Eurogroup President Jean-Claude Juncker said that „Greece does need a further adjustment programme”- a hint that the country made no progress in terms of long-term structural reforms and probably will require additional financial assistance. British finance minister George Osborne believes that changes in the Greek rescue programme are “inevitable’. The official European position at this stage (according to Eurogroup President Jean-Claude Juncker, ECB President Jean-Claude Trichet and European Commissioner for Economic and Monetary Affairs Olli Rehn) states that the restructuring of the Greek debt is excluded because this will bring more problems than it would solve.

Business Insider summarised in an attractive way the possible losses from the Greek debt restructuring. According to the Bank for International Settlements data, German banks are most exposed to Greek debt with 26.3 billion dollars, followed by French banks - 19.8 billion dollars, other euro area countries - 15.7 billion dollars, British banks - 3.2 billion dollars, Italian banks - 2.6 billion dollars, US banks - 1.8 billion dollars, Spanish banks - 600 million dollars. Several large insurance companies can also take losses, including MapFre and Fortis. Bulgaria and Romania will be affected by a possible outflow of Greek credits because 45% of the loans for Bulgaria and 25% of those in Romania are from Greek banks, the publication states.

Another important note is that, according to the rules agreed for the permanent euro area rescue fund - the European Stability Mechanism that will be triggered in 2013 – financial assistance will be granted only after a debt sustainability analysis of the country concerned, and if needed - after debt restructuring. This means that if a new loan to Greece is needed, it should be granted under the new conditions or there should be found a way to reshape the current rescue programme.

Everything written so far indicates that at this stage Greece is under pressure from different sides to restructure its debt. And reports of possible Greek exit from the euro area are precisely part of this pressure, because we can assume what would the market reaction be to such a news - interest rates will continue to rise, while restructuring becomes really the only option left for action.

And to what extent the idea of Greece leaving the eurozone is realistic? Even according to the document quoted by Der Spiegel, such developments will “seriously damage faith in the functioning of the eurozone”, would destroy the Greek banking system and would cause large losses for foreign banks, including German banks and the European Central Bank. The social dimensions of such a catastrophe in Greece would also be disastrous. And all the losses will be incurred again jointly by the European taxpayers. This is a political risk that no one in the EU would take at this point. Not to mention the damage on the image of the euro as a symbol of European integration.

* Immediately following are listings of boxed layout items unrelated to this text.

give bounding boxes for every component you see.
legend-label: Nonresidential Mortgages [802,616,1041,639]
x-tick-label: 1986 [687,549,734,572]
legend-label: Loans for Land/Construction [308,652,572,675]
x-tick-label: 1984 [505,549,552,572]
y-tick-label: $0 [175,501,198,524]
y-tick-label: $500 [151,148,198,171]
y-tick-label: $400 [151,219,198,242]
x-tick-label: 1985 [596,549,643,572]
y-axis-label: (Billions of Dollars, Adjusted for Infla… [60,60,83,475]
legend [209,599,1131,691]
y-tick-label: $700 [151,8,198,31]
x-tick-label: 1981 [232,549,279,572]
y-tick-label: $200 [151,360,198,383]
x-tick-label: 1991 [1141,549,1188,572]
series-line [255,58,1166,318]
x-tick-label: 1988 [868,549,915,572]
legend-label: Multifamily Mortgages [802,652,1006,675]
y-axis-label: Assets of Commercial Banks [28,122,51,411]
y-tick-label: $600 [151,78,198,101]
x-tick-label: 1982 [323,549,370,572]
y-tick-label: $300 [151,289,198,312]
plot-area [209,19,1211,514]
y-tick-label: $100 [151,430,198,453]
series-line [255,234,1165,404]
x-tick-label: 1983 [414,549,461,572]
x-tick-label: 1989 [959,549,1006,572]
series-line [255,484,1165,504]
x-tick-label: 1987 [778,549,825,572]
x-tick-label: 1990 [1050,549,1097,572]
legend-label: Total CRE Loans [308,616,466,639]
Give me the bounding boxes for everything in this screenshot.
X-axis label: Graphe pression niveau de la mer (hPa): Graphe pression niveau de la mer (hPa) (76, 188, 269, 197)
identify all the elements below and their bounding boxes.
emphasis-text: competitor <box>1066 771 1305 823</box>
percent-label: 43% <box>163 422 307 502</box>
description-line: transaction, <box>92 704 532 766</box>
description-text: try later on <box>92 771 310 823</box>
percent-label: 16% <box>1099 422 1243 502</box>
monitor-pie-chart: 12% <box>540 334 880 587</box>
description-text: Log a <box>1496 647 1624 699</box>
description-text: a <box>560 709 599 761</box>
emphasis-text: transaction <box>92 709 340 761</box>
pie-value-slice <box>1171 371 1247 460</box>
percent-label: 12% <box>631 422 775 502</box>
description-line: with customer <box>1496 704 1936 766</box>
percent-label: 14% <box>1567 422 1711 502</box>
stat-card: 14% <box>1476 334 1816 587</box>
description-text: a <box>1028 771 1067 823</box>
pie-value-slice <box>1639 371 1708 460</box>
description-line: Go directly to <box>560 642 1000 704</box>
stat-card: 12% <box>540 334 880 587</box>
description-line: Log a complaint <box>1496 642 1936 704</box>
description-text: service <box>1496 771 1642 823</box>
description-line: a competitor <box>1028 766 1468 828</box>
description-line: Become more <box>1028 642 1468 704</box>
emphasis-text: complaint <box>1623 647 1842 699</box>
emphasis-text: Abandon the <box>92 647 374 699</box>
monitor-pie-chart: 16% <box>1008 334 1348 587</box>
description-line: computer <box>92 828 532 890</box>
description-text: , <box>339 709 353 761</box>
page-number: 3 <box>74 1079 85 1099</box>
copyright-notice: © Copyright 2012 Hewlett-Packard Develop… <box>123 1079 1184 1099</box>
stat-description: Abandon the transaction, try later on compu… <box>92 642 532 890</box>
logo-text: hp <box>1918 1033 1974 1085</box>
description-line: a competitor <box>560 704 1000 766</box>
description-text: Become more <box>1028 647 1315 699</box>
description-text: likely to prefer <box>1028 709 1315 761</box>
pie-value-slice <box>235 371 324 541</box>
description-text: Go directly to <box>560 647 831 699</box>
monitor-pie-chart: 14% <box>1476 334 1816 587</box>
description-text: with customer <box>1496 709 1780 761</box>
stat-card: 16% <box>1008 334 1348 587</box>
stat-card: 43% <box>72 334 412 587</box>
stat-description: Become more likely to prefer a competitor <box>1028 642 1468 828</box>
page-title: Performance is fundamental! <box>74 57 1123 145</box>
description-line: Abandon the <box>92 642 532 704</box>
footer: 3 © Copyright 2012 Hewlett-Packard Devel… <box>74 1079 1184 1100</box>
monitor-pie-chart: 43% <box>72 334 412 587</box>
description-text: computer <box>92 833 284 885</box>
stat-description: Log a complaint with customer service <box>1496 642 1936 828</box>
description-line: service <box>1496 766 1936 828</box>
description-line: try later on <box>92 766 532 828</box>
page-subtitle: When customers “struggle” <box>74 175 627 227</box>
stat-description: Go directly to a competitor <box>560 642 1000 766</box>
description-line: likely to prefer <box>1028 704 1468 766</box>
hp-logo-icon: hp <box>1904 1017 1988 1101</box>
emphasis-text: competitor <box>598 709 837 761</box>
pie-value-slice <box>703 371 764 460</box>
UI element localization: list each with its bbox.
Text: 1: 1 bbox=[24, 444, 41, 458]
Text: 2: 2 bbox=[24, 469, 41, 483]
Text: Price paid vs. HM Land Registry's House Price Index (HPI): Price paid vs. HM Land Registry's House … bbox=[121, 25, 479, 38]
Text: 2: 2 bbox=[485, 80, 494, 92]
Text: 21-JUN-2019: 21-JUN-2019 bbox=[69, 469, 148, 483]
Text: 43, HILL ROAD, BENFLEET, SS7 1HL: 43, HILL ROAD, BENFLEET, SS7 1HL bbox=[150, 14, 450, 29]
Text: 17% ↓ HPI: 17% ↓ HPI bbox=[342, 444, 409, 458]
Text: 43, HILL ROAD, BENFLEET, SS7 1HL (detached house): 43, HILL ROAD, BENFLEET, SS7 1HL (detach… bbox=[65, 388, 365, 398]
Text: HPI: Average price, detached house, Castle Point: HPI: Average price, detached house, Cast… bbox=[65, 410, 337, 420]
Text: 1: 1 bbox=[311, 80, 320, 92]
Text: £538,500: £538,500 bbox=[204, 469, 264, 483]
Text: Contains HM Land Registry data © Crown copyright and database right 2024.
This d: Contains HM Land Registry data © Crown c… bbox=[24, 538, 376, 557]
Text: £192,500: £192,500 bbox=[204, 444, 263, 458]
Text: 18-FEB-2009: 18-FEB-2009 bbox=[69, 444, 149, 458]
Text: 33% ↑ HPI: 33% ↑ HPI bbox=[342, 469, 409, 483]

However, possible restructuring on a voluntary basis of the Greek debt, even if it doesn’t achieve significant relief in financial terms, would bring significant domestic political dividends in the eurozone core countries. Because public pressure against the rescue loans to the destitute peripheral economies is becoming stronger. This puts at risk not only a possible new loan to Greece, but also the programmes for Portugal and Ireland.

Portugal is awaiting approval of its economic programme in exchange to a 78 billion euros loan from the EU and IMF, as well as a decision on its interest rate. And Ireland is hoping to receive a reduction of 1% of its interest rate from the current 6%, as it has already been done for Greece. We expect more clarity on these matters after the Council of EU finance ministers on May 17 (Ecofin).

Until then the pressure on Greece will continue to mount, as well as the interest rates on its loans. And also the expectations the European leaders, of the national governments and of the European institutions, to come out and give all the answers, which are currently left in the lurch to the rumours and speculations. Because Europe is expected to be united, transparent and honest with its citizens every time and in all matters, not only when we are being congratulated on the occasion of May 9.